16. A vaccine, comprising:
(1) one or more B. burgdorferi polypeptides selected from the group consisting of a polypeptide of claim 9; and (2) a pharmaceutically acceptable diluent, carrier, or excipient;
wherein said polypeptide is present, in an amount effective to elicit protective antibodies in an animal to a member of the Borrelia genus.

17. A method of preventing or attenuating an infection caused by a member of the Borrelia genus in an animal, comprising administering to said animal a polypeptide of claim 9, wherein said polypeptide is administered in an amount effective to prevent or attenuate said infection.

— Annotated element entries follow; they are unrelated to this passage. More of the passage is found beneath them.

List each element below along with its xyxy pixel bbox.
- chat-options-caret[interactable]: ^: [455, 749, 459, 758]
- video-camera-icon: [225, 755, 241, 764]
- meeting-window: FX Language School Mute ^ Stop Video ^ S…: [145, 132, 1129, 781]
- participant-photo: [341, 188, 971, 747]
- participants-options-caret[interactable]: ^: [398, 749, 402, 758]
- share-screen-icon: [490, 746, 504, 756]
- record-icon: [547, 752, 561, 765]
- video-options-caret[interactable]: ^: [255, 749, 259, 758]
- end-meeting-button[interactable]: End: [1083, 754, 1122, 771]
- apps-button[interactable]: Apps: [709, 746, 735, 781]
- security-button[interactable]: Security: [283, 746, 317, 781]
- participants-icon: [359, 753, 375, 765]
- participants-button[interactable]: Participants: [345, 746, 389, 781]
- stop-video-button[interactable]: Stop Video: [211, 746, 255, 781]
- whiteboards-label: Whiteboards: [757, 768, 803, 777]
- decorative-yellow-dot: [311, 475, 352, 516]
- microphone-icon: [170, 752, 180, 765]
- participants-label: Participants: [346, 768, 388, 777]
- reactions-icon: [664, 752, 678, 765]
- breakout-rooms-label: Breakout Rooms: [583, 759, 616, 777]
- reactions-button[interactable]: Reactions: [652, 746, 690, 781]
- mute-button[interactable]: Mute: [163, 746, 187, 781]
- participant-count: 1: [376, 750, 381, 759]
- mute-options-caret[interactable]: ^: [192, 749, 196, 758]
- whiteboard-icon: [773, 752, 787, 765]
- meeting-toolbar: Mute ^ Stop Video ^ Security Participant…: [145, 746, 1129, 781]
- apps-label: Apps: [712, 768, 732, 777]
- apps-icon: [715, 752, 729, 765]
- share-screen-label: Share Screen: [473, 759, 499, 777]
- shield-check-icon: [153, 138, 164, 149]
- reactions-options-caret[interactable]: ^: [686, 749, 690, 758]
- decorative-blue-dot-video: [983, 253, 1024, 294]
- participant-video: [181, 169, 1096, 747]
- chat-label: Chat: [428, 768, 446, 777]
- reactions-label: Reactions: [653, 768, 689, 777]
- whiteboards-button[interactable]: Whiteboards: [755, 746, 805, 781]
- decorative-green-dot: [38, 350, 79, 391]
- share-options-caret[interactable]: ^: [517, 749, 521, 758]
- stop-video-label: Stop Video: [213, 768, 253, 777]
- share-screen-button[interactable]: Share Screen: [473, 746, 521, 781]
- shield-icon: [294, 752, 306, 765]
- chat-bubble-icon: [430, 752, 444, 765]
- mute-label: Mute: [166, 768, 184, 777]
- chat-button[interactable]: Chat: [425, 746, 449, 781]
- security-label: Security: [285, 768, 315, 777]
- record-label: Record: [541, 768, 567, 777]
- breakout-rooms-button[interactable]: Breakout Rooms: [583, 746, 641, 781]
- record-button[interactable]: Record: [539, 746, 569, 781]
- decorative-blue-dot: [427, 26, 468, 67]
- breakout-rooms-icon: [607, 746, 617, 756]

18. A method of detecting Borrelia nucleic acids in a biological sample comprising:
(a) contacting the sample with one or more nucleic acids of claim 1, under conditions such that hybridization occurs, and (b) detecting hybridization of said nucleic acids to the one or more Borrelia nucleic acid sequences present in the biological sample.

19. A method of detecting Borrelia nucleic acids in a biological sample obtained from an animal, comprising:

(a) amplifying one or more Borrelia nucleic acid sequences in said sample using polymerase chain reaction, and (b) detecting said amplified Borrelia nucleic acid.

20. A kit for detecting Borrelia antibodies in a biological sample obtained from an animal, comprising (a) a polypeptide of claim 9 attached to a solid support; and (b) detecting means.

21. A method of detecting Borrelia antibodies in a biological sample obtained from an animal, comprising (a) contacting the sample with a polypeptide of claim 9; and (b) detecting antibody-antigen complexes.